ディストピア物語の「効用」とは

 内田先生も書いていらっしゃったんですけど、テクノロジーに関するディストピア的な話っていっぱいあるんですよね。シンギュラリティを提唱しているレイ・カーツワイルの「AIが人智を超える」みたいなSFチックな話には乗れないですけど、テクノ専制や監視資本主義といった「いかにテクノロジーが未来を暗くしているか」という現実的な話も読んできました。

テクノロジーを全て捨て去ることはできないので、それをどう使うかを考えなくてはいけないと思っている時に、オードリー・タンたちの試みを発見したんです。

テクノロジーの未来を、単に楽観的に語るのではなくて、一回絶望を経由して、それでも明るい未来はあるかもしれないというビジョンに共感した。それが今回の本を書いたきっかけです。

オードリー・タン氏(撮影:もろんのん)
オードリー・タン氏(撮影:もろんのん)

内田 科学がもたらすディストピアを描くという伝統は、オルダス・ハクスリーの『すばらしい新世界』やジョージ・オーウェルの『1984』から始まって、アングロサクソンの文学的な伝統として確固として存在するわけです。

ディストピアを物語として描いて、娯楽として消費することができるというのは、ある種の健全さの証だと思うんです。監視社会ができる話であったり、核戦争で世界が滅びるSFとかって、無数に作られていますよね。1945年から80年間僕たちは「核戦争で世界が滅びる話」や「人間が機械に支配される話」を娯楽としてたっぷり消費してきているわけですけど、幸い核戦争は起きていないわけです。僕はディストピア物語はディストピアの到来を阻止する実際的な効果があったと思います。物語には強い現実変成力がありますから。

「破滅のリスクを回避したい」という素朴な願いに駆動されて、「このようにして世界は滅びる」という話を事細かに書く。すると、さすがに物語と同じ道筋をたどって世界を滅ぼすという人はなかなか出てこないと思うんです。もう物語に書かれて、娯楽として消費されているのと同じシナリオでディストピアをもたらしても、あまりに独創性がない。

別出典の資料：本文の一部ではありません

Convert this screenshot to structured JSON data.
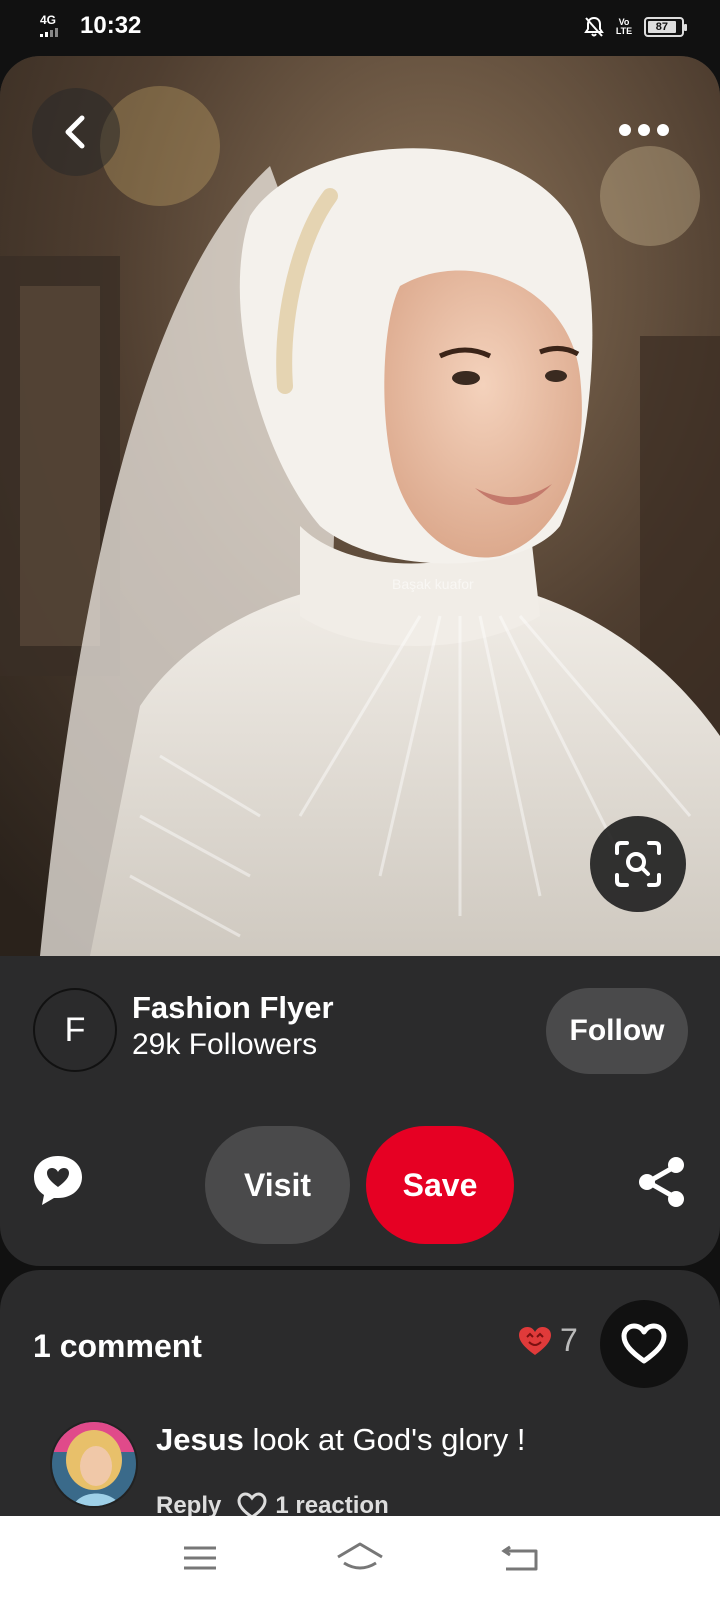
{
  "status_bar": {
    "network": "4G",
    "time": "10:32",
    "volte": "Vo LTE",
    "battery": "87",
    "battery_level": 0.87
  },
  "pin": {
    "image_desc_icon": "bride-photo",
    "watermark": "Başak kuafor",
    "back_icon": "chevron-left-icon",
    "more_icon": "more-horizontal-icon",
    "lens_icon": "visual-search-icon"
  },
  "creator": {
    "initial": "F",
    "name": "Fashion Flyer",
    "followers": "29k Followers",
    "follow_label": "Follow"
  },
  "actions": {
    "visit_label": "Visit",
    "save_label": "Save",
    "comment_icon": "comment-heart-icon",
    "share_icon": "share-icon"
  },
  "comments": {
    "count_label": "1 comment",
    "reaction_count": "7",
    "items": [
      {
        "author": "Jesus",
        "text": "look at God's glory !",
        "reply_label": "Reply",
        "reaction_label": "1 reaction"
      }
    ]
  },
  "colors": {
    "save": "#e60023",
    "card": "#2b2b2c",
    "pill": "#4a4a4b"
  }
}
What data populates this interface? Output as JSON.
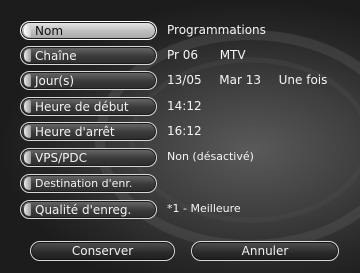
{
  "menu": [
    {
      "label": "Nom",
      "value": "Programmations",
      "active": true
    },
    {
      "label": "Chaîne",
      "value_parts": [
        "Pr 06",
        "MTV"
      ]
    },
    {
      "label": "Jour(s)",
      "value_parts": [
        "13/05",
        "Mar 13",
        "Une fois"
      ]
    },
    {
      "label": "Heure de début",
      "value": "14:12"
    },
    {
      "label": "Heure d'arrêt",
      "value": "16:12"
    },
    {
      "label": "VPS/PDC",
      "value": "Non (désactivé)"
    },
    {
      "label": "Destination d'enr.",
      "value": ""
    },
    {
      "label": "Qualité d'enreg.",
      "value": "*1 - Meilleure"
    }
  ],
  "buttons": {
    "save": "Conserver",
    "cancel": "Annuler"
  },
  "colors": {
    "background": "#2e2e2e",
    "active_row": "#d0d0d0",
    "text": "#f2f2f2"
  }
}
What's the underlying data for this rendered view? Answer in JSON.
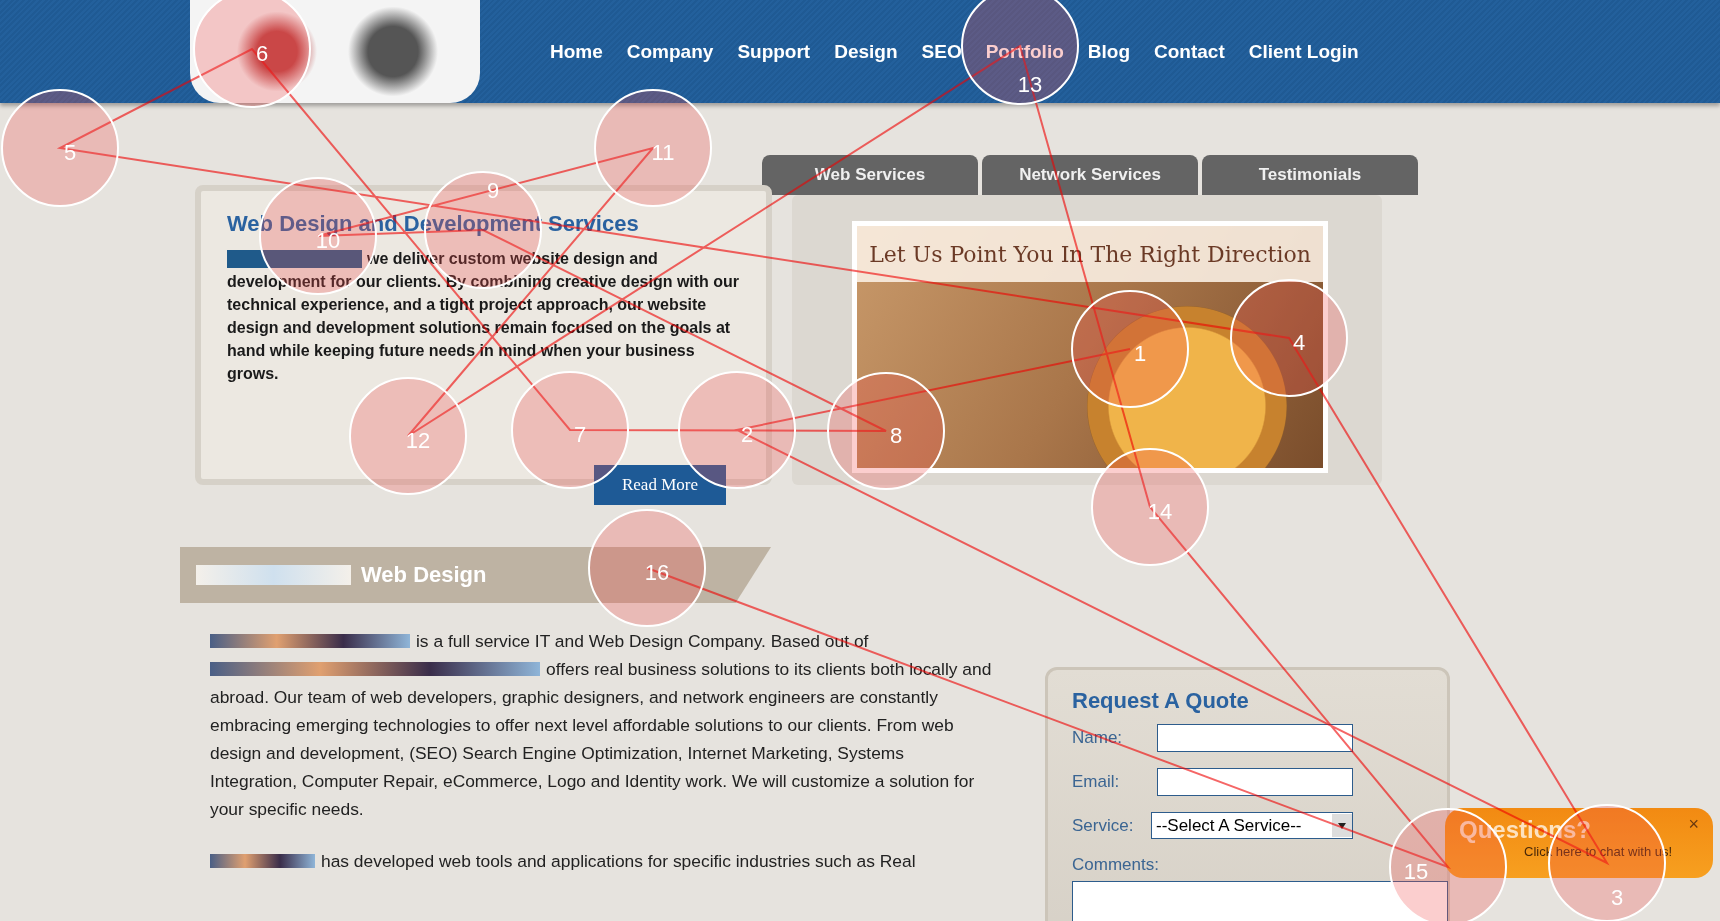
{
  "nav": [
    {
      "label": "Home"
    },
    {
      "label": "Company"
    },
    {
      "label": "Support"
    },
    {
      "label": "Design"
    },
    {
      "label": "SEO"
    },
    {
      "label": "Portfolio"
    },
    {
      "label": "Blog"
    },
    {
      "label": "Contact"
    },
    {
      "label": "Client Login"
    }
  ],
  "tabs": [
    {
      "label": "Web Services",
      "selected": false
    },
    {
      "label": "Network Services",
      "selected": false
    },
    {
      "label": "Testimonials",
      "selected": false
    }
  ],
  "intro": {
    "title": "Web Design and Development Services",
    "text": "we deliver custom website design and development for our clients. By combining creative design with our technical experience, and a tight project approach, our website design and development solutions remain focused on the goals at hand while keeping future needs in mind when your business grows.",
    "button": "Read More"
  },
  "banner": {
    "caption": "Let Us Point You In The Right Direction"
  },
  "section": {
    "title": "Web Design",
    "paragraphs": [
      {
        "segments": [
          "is a full service IT and Web Design Company. Based out of",
          "offers real business solutions to its clients both locally and abroad. Our team of web developers, graphic designers, and network engineers are constantly embracing emerging technologies to offer next level affordable solutions to our clients. From web design and development, (SEO) Search Engine Optimization, Internet Marketing, Systems Integration, Computer Repair, eCommerce, Logo and Identity work. We will customize a solution for your specific needs."
        ]
      },
      {
        "segments": [
          "has developed web tools and applications for specific industries such as Real"
        ]
      }
    ]
  },
  "quote": {
    "title": "Request A Quote",
    "fields": [
      {
        "kind": "text",
        "label": "Name:"
      },
      {
        "kind": "text",
        "label": "Email:"
      },
      {
        "kind": "select",
        "label": "Service:",
        "value": "--Select A Service--"
      },
      {
        "kind": "textarea",
        "label": "Comments:"
      }
    ]
  },
  "chat": {
    "title": "Questions?",
    "subtitle": "Click here to chat with us!",
    "close": "×"
  },
  "fixations": [
    "1",
    "2",
    "3",
    "4",
    "5",
    "6",
    "7",
    "8",
    "9",
    "10",
    "11",
    "12",
    "13",
    "14",
    "15",
    "16"
  ]
}
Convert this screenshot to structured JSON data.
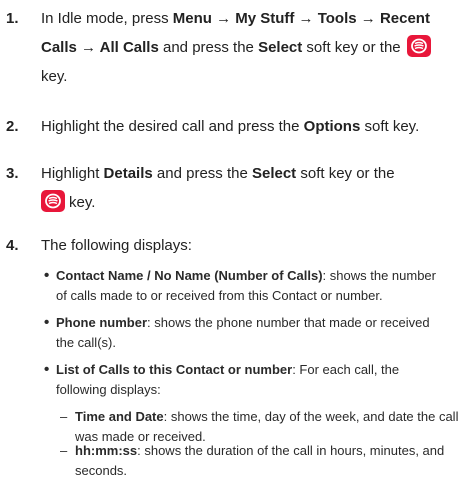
{
  "colors": {
    "key_red": "#e8173a",
    "text": "#222222"
  },
  "icons": {
    "select_key": "select-key-icon"
  },
  "steps": [
    {
      "num": "1.",
      "l1": [
        "In Idle mode, press ",
        "Menu → My Stuff → Tools → Recent"
      ],
      "l2": [
        "Calls → All Calls",
        " and press the ",
        "Select",
        " soft key or the"
      ],
      "l3": "key."
    },
    {
      "num": "2.",
      "parts": [
        "Highlight the desired call and press the ",
        "Options",
        " soft key."
      ]
    },
    {
      "num": "3.",
      "l1": [
        "Highlight ",
        "Details",
        " and press the ",
        "Select",
        " soft key or the"
      ],
      "l2": "key."
    },
    {
      "num": "4.",
      "text": "The following displays:"
    }
  ],
  "bullets": [
    {
      "mark": "•",
      "term": "Contact Name / No Name (Number of Calls)",
      "l1": ": shows the number",
      "l2": "of calls made to or received from this Contact or number."
    },
    {
      "mark": "•",
      "term": "Phone number",
      "l1": ": shows the phone number that made or received",
      "l2": "the call(s)."
    },
    {
      "mark": "•",
      "term": "List of Calls to this Contact or number",
      "l1": ": For each call, the",
      "l2": "following displays:"
    }
  ],
  "subbullets": [
    {
      "mark": "–",
      "term": "Time and Date",
      "l1": ": shows the time, day of the week, and date the call",
      "l2": "was made or received."
    },
    {
      "mark": "–",
      "term": "hh:mm:ss",
      "l1": ": shows the duration of the call in hours, minutes, and",
      "l2": "seconds."
    }
  ]
}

せっかくならもっと違うことをやろうと思う。そうやって物語はディストピアの到来を先送りしてきた。僕はそんなふうに思っています。ただ現在の「テクノロジーがもたらすディストピア」については、これまでそういう物語がなかったんですよね。だから、どういうふうにディストピアが到来するのか、その道筋がよく見えない。よく見えないと阻止しようがない。